We code location based on a list of 774 districts. The challenge here is that there are often multiple spellings for the same place. Time is also complicated because the event is usually described as "last Tuesday," or "Wednesday night."

I did experiment with this a bit awhile ago using TextBlob's Naive Bayes Classifier to try to figure out location. I bumped into two problems. My program would either never finish. I'm assuming performing nlp on two thousand 500 word articles requires more juice than my Macbook Air can handle. The other was encoding issues with the article text. I'm hoping that switching to python 3 will help resolve this.

If I'm going to sink some time into this, I love some recommendations on the best path to take. If it is indeed machine learning, maybe i should be using something other than naive bayes? Maybe I should be running this in the cloud so I have more power? A different package from TextBlob?

Guidance is much appreciated!

1

1 Answers

1
votes

Since posting my initial question, I've successfully applied the Naive Bayes and DecisionTree Classifiers from TextBlob, as well as the Naive Bayes and Support Vectors Machine from Sklearn. I should also add that Python3 and the correct encodings (for my dataset 'latin1') have eliminated my earlier string encoding and decoding issues.
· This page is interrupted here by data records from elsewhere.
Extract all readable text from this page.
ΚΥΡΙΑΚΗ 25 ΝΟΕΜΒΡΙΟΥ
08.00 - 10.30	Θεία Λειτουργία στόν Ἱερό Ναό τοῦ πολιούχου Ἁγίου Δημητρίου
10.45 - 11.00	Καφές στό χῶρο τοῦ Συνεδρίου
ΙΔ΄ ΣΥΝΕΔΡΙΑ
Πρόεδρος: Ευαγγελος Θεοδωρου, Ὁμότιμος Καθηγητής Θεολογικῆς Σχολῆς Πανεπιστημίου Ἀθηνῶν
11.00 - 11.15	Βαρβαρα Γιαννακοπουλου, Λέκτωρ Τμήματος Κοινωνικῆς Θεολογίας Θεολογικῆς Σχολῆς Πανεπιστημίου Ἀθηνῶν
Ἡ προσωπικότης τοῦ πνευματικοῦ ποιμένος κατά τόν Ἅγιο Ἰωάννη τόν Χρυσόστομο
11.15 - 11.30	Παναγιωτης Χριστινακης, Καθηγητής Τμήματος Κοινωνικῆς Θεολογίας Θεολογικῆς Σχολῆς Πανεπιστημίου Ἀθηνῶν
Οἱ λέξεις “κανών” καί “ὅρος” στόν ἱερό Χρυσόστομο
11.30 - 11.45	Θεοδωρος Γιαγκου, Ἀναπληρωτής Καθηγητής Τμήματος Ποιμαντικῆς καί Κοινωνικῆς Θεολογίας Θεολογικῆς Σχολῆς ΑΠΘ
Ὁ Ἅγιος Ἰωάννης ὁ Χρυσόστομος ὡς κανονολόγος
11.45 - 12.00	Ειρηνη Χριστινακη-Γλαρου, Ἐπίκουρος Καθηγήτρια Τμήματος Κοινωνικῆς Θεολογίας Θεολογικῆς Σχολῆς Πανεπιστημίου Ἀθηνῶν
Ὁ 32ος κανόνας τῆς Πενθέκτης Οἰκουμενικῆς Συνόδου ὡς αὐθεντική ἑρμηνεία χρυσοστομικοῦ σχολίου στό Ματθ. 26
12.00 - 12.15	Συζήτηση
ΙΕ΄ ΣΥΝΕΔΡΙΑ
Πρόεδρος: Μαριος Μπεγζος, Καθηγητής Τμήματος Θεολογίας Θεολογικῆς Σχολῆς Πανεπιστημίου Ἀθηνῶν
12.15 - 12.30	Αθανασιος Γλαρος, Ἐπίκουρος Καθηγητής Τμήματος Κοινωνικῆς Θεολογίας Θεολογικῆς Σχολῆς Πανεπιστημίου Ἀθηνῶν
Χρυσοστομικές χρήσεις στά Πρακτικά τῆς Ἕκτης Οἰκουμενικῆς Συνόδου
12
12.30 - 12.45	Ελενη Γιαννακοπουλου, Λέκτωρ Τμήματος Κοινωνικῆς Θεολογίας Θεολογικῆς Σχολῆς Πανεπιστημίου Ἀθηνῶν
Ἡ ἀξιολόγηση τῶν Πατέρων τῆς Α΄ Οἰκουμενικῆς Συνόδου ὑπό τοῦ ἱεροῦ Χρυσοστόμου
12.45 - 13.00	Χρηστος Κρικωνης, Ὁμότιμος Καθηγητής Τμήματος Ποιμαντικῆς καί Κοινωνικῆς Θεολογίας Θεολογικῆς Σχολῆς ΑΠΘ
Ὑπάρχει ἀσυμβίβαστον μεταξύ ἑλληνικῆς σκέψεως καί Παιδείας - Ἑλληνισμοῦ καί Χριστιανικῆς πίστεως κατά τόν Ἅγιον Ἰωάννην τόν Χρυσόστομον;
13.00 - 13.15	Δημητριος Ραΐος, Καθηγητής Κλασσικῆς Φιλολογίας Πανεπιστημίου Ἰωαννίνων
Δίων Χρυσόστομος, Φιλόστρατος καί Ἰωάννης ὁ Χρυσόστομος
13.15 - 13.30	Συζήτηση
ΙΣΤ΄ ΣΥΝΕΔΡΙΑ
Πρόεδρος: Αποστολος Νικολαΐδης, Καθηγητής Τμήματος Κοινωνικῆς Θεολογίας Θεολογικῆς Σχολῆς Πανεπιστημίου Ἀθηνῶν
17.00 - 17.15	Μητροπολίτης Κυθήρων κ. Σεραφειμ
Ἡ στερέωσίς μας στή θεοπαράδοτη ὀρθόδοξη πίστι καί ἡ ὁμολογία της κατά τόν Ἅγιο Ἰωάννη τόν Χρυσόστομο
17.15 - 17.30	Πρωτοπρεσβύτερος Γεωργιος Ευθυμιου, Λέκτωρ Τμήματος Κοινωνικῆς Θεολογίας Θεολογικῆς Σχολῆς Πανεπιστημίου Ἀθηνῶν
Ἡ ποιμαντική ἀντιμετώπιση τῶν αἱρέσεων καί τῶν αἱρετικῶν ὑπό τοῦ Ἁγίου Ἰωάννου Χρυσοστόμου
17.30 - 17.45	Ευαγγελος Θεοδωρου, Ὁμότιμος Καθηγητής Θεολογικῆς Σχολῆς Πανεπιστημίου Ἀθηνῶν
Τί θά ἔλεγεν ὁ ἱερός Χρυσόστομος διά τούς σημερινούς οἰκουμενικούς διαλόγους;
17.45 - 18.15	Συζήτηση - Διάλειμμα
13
The key for TextBlob was to build a custom feature extractor:

def simple_define_features(tokens):
    lga_state = pd.read_csv('lgas.csv')

    lga_state = lga_state[['State', 'LGA']]
    states = list(set(lga_state['State']))

    state_lga = {}
    for state in states:
        lgas = lga_state[lga_state['State']==state]
        lga_list = list(lgas['LGA'])
        state_lga[state.strip('State').rstrip()] = lga_list

    features = {}
    for state in list(state_lga.keys()):
        features['count({})'.format(state)] = tokens.count(state)
        features['has({})'.format(state)] = (state in tokens)
    for lga in lga_list:
        features['count({})'.format(lga)] = tokens.count(lga)
        features['has({})'.format(lga)] = (lga in tokens)

    return features

This function checks each article against a set of keywords, in this case, locations, and builds a feature dictionary. See the description of how a feature extractor works in the NLTK book: http://www.nltk.org/book/ch06.html

Currently, using the function below, I've been able to return a 75 percent accuracy for guessing the state level location. Keep in mind that my training set is rather small, only about 4000 rows.

The function is:

def tb_dt_classifier(json_file, feature_function, test_text, test_label):
    with open(json_file, 'r') as f:
        cl = DecisionTreeClassifier(f, format='json', feature_extractor=feature_function)
    test_text['guess'] = test_text.apply(lambda x: cl.classify(x))
    return test_text['guess']

TextBlob is very slow, however.

Sklearn has proven to be a lot faster. The difference, as far as I can tell, is that Sklearn, must have everything converted into vectors upfront. In this case, for the labels, I created dummy variables, which I've done for binary variables with pd.get_dummies()and astype('category').cat.codes when there is more than two variables. From there, Sklearn's count vectorizer creates the vectors.

Here is the function I've been using:

def text_classifier_SVM(df,train_text,train_output, test_text, test_output):
    text_clf = Pipeline([('vect', CountVectorizer()),
                     ('tfidf', TfidfTransformer()),
                     ('clf', SGDClassifier(loss='hinge', penalty='l2',
                                           alpha=1e-3, n_iter=5, random_state=42)),
    ])
    _ = text_clf.fit(df[train_text], df[train_output])
    predicted = text_clf.predict(df[test_text])
    return np.mean(predicted == df[test_output])

I still have a lot of tweaking to do, but this has started to return some meaningful results, and seems to be a lot more efficient then trying to guess every possible pattern and build it into some complex keyword search.